Ilya Shapiro, the current vice president and director at the Robert A. Levy Center for Constitutional Studies at the Cato Institute who is set to assume the role of executive director for the Georgetown Center for the Constitution on Feb. 1, said the appointment could wind up being “a lesser black woman” in a tweet on Wednesday.
The tweet drew widespread rebuke.
“I apologize. I meant no offense, but it was an inartful tweet. I have taken it down,” he tweeted.
After news broke that Justice Stephen Breyer was stepping down and the president reaffirmed his campaign pledge to nominate the first Black female justice, Shapiro tweeted that if Biden followed through on that commitment, the appointment “will always have an asterisk attached. Fitting that the Court takes up affirmative action next term,” according to The Washington Post, which reviewed the now-deleted tweets.
In a separate tweet, Shapiro said a better pick would be Chief Judge Sri Srinivasan of the U.S. Court of Appeals for the D.C. Circuit.
“Objectively best pick for Biden is Sri Srinivasan, who is solid prog & v smart. Even has identify politics benefit of being first Asian (Indian) American,” he tweeted, according to the Post. “But alas doesn’t fit into the latest intersectionality hierarchy so we’ll get lesser black woman.”
Another tweet included a poll asking whether Biden was racist, sexist, both or neither for selecting a Black woman.
The tweets drew criticism, including among Shapiro’s future colleagues.
“The tweets’ suggestion that the best Supreme Court nominee could not be a Black woman and their use of demeaning language are appalling,” said Bill Treanor, the dean of Georgetown Law, in a message to students, according to Reuters.

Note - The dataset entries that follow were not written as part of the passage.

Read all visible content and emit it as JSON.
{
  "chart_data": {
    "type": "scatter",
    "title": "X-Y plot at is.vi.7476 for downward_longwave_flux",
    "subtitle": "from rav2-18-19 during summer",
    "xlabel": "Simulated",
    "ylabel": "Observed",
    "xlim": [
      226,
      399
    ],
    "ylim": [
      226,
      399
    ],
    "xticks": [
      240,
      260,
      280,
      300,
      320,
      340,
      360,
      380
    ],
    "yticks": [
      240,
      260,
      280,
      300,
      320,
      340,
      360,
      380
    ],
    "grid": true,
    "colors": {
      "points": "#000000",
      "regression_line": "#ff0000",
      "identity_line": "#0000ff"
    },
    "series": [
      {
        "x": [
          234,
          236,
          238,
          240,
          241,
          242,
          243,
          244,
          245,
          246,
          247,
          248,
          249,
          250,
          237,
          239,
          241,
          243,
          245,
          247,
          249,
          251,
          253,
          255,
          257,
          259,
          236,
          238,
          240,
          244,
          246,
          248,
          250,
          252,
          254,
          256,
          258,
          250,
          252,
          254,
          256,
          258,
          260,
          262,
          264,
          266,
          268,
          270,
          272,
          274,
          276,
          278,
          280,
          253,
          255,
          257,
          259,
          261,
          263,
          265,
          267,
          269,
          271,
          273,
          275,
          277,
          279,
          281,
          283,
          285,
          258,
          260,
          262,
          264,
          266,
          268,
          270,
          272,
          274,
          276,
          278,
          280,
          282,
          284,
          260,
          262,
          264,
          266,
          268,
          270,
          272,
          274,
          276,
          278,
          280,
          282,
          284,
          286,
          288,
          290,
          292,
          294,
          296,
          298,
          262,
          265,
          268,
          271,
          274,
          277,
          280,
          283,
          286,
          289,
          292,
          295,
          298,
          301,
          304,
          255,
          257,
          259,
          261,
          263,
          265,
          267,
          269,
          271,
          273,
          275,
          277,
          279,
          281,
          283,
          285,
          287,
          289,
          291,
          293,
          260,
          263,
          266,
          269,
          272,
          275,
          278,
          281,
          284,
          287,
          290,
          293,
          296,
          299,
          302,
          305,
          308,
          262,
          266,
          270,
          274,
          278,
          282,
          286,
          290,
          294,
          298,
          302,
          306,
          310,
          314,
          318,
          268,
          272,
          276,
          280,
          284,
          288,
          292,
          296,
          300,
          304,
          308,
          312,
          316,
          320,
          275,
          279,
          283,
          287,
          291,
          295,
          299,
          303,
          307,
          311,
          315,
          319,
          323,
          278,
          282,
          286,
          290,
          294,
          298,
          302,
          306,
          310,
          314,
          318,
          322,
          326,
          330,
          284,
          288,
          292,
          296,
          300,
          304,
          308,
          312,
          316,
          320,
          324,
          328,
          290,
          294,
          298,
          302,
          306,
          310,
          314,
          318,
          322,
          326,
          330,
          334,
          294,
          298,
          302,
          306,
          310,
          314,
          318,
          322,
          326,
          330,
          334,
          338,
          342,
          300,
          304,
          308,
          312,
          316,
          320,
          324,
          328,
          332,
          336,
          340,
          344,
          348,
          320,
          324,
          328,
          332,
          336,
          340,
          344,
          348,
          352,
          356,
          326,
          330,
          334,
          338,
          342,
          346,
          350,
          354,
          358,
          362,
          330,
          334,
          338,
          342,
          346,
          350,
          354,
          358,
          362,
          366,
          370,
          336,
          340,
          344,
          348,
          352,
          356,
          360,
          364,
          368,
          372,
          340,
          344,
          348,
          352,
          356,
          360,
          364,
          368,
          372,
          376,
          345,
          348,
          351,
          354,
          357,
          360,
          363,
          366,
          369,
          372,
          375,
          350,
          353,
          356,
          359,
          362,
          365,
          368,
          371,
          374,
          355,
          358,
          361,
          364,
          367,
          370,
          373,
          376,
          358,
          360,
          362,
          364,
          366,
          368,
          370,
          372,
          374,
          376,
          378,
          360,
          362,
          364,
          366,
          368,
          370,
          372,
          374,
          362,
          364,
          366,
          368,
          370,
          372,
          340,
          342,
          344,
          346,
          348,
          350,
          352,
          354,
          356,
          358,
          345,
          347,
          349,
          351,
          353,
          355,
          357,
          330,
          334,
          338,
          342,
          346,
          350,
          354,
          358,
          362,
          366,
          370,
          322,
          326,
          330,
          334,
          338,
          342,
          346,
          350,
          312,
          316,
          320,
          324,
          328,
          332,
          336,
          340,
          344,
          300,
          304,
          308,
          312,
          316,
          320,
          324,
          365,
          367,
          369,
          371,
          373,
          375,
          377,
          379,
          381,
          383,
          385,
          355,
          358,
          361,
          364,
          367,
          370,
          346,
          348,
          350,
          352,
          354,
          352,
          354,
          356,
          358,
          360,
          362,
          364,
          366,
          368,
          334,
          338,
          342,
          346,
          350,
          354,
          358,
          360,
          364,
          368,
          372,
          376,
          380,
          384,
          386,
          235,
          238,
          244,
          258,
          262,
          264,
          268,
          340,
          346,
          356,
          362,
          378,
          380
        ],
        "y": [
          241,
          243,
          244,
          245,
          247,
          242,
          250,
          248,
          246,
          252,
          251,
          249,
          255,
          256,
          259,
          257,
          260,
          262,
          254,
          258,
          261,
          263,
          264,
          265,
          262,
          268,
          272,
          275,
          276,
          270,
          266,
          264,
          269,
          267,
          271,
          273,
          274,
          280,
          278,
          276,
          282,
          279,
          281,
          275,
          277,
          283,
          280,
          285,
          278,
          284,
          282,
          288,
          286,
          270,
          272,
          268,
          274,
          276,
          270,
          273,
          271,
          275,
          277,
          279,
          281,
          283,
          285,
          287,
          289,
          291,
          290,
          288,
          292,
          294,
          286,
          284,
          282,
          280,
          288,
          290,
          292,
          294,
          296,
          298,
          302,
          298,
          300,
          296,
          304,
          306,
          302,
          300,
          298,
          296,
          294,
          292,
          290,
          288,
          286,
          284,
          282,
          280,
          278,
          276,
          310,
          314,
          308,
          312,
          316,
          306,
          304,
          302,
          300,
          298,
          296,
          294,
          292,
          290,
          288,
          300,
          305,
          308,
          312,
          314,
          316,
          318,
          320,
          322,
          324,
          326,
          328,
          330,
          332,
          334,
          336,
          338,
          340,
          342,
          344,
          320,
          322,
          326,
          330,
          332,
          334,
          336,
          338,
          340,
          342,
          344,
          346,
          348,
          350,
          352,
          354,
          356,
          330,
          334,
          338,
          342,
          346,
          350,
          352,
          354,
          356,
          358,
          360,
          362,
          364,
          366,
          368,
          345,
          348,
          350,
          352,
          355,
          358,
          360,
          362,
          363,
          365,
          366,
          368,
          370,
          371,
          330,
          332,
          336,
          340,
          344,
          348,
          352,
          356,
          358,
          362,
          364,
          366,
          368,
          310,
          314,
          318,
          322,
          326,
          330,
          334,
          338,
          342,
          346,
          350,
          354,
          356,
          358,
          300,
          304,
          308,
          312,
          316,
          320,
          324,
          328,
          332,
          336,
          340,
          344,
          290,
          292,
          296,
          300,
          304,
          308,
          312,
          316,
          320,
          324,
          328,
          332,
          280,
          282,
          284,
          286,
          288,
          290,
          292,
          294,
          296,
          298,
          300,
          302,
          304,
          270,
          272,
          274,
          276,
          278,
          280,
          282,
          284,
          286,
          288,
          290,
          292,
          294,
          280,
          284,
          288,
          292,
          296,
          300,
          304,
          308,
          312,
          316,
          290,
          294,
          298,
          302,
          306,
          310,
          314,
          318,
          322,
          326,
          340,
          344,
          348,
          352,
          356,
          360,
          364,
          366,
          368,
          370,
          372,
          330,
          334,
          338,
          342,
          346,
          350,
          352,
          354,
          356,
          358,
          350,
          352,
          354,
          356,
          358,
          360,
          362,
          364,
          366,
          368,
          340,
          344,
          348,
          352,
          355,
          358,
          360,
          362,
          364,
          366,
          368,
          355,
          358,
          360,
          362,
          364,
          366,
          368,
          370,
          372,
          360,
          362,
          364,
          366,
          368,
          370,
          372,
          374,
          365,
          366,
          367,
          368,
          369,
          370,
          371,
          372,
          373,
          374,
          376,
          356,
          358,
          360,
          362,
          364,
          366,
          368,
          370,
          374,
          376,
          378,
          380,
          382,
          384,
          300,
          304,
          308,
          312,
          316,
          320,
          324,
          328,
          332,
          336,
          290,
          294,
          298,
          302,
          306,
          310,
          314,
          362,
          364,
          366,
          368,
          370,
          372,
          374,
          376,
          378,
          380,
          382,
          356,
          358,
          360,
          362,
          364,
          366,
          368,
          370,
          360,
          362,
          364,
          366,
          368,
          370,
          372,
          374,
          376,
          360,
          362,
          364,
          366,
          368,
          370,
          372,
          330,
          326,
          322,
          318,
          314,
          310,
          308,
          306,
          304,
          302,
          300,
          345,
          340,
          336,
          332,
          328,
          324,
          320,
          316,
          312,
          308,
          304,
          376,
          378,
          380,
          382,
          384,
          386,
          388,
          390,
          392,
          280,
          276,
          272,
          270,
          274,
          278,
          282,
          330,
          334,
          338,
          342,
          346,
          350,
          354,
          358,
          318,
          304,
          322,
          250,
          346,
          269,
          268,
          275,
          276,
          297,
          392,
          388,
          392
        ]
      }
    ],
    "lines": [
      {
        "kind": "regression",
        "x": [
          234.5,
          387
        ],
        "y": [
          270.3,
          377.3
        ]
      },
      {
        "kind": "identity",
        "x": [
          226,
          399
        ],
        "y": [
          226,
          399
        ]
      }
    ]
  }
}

Shapiro has also come under fire for other comments on race.
The law administrator criticized affirmative action, speaking recently against it on a video at the Cato Institute regarding a Supreme Court challenge against the University of North Carolina on whether universities can use race as a factor in the admissions process.
And after Justice Sonia Sotomayor was appointed to the Supreme Court in 2009 by then-President Obama, Shapiro called the move “identity politics” in a CNN column.